A few months ago a major study on day care was published in Developmental Psychology which supposedly found no difference in the development of "children who mothers were employed versus children whose mothers were not employed." This latest revelation was supposed to make working mothers feel better about their decision to put their child in day care. In fact, the author of the study (Elizabeth Harvey) said, "Working mothers have a lot of guilt. I hope this study will alleviate some of that guilt."
At the time, many (including me) had questions about the study and wondered if the researchers considered all the data. Now a few months later, it appears that those initial concerns were justified.
For example, the study doesn't distinguish between various child-care arrangements, and seems to fly in the face of common sense. As one commentator put it, "Yuppies who believe class size is crucial to learning and that they can increase their children's IQ by playing Mozart in the nursery think leaving newborns with strangers for 8 to 10 hours a day has no negative impact."

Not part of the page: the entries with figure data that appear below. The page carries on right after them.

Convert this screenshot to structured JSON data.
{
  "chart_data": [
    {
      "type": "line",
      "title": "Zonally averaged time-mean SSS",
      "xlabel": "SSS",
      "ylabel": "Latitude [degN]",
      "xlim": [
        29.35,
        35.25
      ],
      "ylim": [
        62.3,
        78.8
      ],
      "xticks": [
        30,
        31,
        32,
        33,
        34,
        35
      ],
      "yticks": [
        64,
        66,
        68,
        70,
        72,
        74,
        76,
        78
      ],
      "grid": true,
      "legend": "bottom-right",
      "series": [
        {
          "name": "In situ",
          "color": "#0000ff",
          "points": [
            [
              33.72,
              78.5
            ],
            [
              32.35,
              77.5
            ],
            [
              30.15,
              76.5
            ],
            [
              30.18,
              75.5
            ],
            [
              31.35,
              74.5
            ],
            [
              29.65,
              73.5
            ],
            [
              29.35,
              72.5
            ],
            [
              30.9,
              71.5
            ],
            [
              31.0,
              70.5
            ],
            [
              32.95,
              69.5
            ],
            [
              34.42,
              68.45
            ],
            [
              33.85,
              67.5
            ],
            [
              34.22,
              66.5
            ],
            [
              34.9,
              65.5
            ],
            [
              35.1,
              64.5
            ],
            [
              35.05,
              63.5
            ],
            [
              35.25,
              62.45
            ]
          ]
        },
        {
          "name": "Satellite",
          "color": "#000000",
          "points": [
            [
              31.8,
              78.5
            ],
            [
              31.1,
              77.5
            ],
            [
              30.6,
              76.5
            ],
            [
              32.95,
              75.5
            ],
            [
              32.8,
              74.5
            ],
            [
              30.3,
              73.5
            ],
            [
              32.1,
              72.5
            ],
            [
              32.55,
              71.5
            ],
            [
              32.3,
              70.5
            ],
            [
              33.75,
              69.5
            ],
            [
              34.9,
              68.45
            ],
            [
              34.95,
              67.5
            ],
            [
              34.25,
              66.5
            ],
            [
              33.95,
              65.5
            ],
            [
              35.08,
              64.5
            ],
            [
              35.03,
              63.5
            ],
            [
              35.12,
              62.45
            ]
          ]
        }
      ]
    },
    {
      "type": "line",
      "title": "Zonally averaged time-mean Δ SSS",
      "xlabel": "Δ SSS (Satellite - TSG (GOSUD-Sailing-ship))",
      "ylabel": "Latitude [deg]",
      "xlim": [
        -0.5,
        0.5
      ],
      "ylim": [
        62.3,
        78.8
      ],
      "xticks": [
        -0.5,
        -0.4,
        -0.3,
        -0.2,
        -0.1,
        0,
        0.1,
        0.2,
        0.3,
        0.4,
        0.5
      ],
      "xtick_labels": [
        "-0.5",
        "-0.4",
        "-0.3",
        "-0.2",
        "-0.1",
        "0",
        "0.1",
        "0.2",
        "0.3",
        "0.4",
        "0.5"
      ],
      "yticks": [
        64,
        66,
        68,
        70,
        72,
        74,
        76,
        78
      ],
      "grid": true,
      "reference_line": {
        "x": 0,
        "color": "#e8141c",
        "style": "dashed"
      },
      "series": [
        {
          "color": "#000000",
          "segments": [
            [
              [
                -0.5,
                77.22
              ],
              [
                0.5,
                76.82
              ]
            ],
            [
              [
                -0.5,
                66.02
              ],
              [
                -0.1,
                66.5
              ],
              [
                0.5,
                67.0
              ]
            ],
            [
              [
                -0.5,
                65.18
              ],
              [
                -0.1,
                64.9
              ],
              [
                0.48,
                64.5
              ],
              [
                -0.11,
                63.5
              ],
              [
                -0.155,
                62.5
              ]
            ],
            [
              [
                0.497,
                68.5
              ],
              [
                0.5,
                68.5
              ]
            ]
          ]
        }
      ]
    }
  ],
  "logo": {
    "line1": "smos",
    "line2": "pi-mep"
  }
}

Karl Zinsmeister, writing in the American Enterprise, quoted a letter from a mother with a master's degree in social psychology. "What I saw broke my heart. Babies were lined up, six in a row, crying, waiting for their meals. Toddlers were still in their cribs, some with tear-stained cheeks . . . with looks of having given up hope of personal attachment a long time ago."
Significantly, the study also stopped with 12-year-olds, just before the teen years when emotional problems created by early separation from mothers begin to surface. In attempting to alleviate the guilt of working mothers, I believe the study ignored valid concerns about the emotional needs of children placed in day care.
I'm Kerby Anderson of Probe Ministries, and that's my opinion.